2. konflik Islam-Kristen. Konflik ini
pada awalnya diilhami oleh kepercayaan bahwa Islam memandang Nasrani
sebagai agama kafir karena mempercayai Yesus sebagai anak Allah, padahal
dalam ajaran Islam Nabi Isa (Yesus) merupakan nabi biasa yang pamornya
kalah dari nabi utama mereka Muhammad S.A.W. Konflik ini pada awalnya
hanya pada tataran kepercayaan saja, namun ketika unsur politis,
ekonomi, dan budaya masuk, maka konflik yang bermuara pada pecahnya
Perang Salib selama beberapa abad menegaskan rivalitas Islam-Kristen
sampai sekarang. Konflik itu sendiri muncul ketika Agama Kristen dan
Islam mencapai puncak kejayaannya berusaha menunjukkan dominasinya.

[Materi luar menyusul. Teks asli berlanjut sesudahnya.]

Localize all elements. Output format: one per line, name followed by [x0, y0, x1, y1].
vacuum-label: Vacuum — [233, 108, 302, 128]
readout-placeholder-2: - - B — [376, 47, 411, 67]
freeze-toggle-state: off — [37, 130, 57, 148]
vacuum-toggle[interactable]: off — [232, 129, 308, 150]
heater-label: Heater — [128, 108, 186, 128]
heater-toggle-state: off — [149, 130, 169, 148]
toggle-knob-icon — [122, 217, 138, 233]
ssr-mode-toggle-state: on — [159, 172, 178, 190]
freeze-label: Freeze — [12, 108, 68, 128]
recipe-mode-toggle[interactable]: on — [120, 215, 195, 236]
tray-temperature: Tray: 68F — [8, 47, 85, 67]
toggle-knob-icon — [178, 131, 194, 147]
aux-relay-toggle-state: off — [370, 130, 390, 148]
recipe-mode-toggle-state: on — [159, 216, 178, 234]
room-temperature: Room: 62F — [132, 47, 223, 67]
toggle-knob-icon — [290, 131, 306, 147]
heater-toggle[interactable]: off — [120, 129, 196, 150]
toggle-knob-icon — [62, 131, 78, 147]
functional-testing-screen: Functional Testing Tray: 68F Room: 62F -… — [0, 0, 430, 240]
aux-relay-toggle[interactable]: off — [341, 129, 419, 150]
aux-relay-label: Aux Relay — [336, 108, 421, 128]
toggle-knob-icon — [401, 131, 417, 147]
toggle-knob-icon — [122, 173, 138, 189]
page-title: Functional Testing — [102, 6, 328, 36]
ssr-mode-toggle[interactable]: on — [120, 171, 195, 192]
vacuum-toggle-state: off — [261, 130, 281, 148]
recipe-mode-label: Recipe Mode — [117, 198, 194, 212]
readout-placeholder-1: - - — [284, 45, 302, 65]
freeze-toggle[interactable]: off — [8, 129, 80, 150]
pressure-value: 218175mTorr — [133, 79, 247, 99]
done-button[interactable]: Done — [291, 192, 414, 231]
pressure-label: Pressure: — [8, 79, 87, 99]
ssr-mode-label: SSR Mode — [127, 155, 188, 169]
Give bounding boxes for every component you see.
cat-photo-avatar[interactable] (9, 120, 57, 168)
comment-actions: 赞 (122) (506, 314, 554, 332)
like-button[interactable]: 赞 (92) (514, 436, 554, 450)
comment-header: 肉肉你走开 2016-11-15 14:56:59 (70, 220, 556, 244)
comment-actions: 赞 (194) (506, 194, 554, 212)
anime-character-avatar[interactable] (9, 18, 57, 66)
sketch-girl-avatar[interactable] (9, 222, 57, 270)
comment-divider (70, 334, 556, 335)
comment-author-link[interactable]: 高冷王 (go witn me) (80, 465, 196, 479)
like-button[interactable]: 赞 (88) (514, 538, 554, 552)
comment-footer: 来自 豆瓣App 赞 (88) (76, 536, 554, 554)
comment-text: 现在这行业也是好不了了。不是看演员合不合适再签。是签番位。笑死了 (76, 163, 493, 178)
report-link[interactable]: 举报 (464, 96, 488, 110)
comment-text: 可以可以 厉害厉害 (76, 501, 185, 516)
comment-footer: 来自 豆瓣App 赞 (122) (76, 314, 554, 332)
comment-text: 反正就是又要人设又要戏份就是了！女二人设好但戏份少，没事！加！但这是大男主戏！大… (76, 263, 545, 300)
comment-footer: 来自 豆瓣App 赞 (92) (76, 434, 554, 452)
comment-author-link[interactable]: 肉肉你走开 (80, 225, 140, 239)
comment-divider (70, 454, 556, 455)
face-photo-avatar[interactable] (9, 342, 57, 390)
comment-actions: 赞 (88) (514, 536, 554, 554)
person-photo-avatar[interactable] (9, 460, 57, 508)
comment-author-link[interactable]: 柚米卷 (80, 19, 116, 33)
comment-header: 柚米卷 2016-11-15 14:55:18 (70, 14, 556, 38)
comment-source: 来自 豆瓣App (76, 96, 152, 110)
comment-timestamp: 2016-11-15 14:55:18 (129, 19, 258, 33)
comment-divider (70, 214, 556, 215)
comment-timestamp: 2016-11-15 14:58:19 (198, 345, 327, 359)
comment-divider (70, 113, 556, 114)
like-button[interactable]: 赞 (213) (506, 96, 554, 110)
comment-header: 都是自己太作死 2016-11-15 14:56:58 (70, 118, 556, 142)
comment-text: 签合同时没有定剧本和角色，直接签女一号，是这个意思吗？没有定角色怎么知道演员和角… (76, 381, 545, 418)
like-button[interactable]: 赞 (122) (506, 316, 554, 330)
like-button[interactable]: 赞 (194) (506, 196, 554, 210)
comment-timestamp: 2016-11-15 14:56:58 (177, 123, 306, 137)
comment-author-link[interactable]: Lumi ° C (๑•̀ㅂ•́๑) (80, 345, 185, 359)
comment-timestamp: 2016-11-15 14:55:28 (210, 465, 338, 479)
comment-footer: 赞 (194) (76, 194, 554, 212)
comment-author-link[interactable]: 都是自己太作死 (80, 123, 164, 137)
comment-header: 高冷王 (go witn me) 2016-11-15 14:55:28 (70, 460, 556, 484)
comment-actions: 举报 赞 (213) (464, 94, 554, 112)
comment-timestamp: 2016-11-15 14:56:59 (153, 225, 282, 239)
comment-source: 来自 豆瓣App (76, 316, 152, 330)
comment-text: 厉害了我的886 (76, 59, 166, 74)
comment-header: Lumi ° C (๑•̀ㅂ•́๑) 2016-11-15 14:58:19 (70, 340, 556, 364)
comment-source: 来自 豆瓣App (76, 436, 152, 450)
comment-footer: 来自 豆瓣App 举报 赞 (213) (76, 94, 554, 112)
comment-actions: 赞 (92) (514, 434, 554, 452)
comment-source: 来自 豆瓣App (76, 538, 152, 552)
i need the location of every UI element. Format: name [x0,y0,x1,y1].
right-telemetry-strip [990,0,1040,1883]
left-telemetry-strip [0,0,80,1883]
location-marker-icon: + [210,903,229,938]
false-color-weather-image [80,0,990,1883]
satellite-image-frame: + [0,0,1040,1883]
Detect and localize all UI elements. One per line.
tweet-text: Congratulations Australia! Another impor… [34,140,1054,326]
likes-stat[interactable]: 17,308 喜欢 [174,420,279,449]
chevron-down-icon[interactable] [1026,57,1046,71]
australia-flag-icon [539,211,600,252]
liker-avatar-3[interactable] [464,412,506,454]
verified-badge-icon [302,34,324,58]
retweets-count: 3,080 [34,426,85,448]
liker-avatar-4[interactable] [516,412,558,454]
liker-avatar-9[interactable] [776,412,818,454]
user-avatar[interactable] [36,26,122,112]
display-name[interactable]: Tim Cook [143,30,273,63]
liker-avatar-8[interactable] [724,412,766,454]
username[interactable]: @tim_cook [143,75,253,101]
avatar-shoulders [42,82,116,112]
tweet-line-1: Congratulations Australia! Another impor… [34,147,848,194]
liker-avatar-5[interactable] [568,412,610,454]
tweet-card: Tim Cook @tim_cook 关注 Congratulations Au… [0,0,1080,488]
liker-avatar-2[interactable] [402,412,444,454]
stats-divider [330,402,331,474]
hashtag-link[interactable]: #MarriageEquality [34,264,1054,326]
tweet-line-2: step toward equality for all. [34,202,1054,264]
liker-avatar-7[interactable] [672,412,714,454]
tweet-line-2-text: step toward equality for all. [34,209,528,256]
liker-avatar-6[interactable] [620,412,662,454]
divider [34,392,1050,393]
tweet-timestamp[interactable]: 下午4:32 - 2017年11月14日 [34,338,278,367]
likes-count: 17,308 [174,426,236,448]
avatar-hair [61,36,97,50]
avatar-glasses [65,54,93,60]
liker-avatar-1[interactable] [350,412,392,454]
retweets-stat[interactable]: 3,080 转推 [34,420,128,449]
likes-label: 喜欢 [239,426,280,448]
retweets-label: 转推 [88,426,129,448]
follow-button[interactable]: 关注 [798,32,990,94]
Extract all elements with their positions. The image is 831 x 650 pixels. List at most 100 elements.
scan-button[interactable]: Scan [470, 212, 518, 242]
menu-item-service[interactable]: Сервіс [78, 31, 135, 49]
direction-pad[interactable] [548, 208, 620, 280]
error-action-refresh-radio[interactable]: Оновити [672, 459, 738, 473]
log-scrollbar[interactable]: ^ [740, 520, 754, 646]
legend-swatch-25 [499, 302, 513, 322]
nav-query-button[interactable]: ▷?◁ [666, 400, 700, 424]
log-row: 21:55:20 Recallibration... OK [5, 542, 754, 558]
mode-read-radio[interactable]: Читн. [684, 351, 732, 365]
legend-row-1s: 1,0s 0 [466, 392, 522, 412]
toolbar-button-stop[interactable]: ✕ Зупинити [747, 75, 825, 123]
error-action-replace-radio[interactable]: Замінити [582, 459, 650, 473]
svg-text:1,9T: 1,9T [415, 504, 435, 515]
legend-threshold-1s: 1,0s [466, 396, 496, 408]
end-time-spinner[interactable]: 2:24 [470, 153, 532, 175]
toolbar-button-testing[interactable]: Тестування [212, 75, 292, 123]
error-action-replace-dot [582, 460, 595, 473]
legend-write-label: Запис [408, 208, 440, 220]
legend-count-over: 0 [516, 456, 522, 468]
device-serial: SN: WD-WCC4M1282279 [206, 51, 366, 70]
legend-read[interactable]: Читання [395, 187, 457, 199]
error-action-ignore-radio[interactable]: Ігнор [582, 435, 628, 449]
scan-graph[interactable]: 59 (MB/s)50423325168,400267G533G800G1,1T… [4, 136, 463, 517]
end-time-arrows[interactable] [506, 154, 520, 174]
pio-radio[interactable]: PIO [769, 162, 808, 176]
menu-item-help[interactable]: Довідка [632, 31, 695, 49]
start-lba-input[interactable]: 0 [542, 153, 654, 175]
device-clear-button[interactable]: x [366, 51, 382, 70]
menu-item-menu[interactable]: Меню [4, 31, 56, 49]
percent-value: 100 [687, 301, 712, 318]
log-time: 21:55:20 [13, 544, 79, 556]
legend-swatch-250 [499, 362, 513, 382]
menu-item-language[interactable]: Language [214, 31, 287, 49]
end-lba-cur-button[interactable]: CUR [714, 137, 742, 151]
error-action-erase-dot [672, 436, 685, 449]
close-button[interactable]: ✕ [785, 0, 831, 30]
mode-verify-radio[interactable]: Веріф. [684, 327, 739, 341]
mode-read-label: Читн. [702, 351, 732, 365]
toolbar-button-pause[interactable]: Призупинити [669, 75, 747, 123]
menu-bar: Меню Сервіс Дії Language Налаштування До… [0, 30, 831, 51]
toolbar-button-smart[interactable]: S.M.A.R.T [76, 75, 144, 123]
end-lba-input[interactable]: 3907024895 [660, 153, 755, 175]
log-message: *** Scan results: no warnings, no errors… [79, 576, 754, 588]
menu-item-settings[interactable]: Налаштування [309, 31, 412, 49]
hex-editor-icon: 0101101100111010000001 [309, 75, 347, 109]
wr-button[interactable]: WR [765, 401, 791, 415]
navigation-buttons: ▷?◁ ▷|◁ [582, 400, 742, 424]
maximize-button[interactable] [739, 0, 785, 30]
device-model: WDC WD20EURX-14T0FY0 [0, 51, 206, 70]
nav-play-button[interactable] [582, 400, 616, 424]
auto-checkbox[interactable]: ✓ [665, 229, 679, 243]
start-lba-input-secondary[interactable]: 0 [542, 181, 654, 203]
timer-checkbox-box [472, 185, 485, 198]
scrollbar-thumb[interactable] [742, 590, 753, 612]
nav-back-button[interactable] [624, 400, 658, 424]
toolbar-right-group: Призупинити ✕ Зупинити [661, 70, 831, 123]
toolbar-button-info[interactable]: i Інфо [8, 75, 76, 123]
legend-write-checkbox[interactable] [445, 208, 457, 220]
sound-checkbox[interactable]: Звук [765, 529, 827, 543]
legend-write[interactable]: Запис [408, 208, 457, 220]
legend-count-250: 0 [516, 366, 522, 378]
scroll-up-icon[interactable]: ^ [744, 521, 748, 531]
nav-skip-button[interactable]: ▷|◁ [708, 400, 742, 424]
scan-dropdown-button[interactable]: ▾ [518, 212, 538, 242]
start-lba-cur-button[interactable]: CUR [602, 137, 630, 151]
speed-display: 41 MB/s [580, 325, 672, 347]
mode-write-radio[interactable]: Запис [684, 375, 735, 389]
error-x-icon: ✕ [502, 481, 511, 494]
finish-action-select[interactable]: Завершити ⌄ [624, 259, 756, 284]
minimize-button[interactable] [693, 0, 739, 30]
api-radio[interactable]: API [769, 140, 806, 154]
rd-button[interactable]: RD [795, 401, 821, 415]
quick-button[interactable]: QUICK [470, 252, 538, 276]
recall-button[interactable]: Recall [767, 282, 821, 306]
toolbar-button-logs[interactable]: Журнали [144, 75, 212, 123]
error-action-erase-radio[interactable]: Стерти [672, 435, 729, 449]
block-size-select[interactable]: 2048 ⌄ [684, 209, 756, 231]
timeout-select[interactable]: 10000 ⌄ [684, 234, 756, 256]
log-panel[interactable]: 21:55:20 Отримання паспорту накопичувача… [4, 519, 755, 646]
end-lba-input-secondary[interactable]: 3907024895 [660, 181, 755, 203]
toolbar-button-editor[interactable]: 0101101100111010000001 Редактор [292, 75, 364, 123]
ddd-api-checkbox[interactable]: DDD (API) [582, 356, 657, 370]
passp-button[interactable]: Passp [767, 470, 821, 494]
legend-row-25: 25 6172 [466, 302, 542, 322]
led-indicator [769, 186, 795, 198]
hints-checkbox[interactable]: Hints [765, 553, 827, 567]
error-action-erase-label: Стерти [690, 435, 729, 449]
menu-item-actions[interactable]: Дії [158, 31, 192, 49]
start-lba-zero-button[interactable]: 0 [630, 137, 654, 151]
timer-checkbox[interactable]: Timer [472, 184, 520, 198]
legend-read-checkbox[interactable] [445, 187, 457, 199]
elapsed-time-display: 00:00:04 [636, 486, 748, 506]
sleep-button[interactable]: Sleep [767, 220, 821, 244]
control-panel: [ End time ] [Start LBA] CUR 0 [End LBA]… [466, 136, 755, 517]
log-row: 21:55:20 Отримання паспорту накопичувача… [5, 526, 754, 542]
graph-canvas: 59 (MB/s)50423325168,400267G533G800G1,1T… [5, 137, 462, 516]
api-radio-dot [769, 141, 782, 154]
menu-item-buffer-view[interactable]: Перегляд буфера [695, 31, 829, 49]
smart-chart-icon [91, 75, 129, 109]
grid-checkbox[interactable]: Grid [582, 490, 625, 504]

Ketika itu Islam yang berusaha meluaskan pengaruhnya ke Eropa, mendapat
tantangan dari Nasrani yang terlebih dahulu ada dan telah mapan. Puncak
pertempuran itu sebenarnya terjadi ketika perebutan Kota Suci Jerusalem
yang akhirnya dimenangkan tentara salib. Sebagai balasan, Islam kemudian
berhasil merebut Konstatinopel yang merupakan poros dagang Eropa-Asia
pada saat itu.
3. konflik antara Yahudi-Islam yang masih
hangat dalam ingatan kita. Konflik ini berawal dari kepercayaan orang
Yahudi akan tanah yang dijanjikan Allah kepada mereka yang dipercayai
terletak di daerah Israel, termasuk Yerusalem, sekarang. Pasca
perbudakan Mesir, ketika orang Yahudi melakukan eksodus ke Mesir namun
kemudian malah diperbudak sampai akhirnya diselamatkan oleh Musa, orang
Yahudi kemudian kembali ke tanah mereka yang lama, yaitu Israel. Akan
tetapi, pada saat itu orang Arab telah bermukim di daerah itu.
Didasarkan atas kepercayaan itu, kemudian orang Yahudi mulai mengusir
Orang Arab yang beragama Islam itu. Inilah sebenarnya yang menjadi akar
konflik Israel dan Palestina dalam rangka memperebutkan Jerusalem.
Konflik ini semakin panas ketika unsure politis mulai masuk.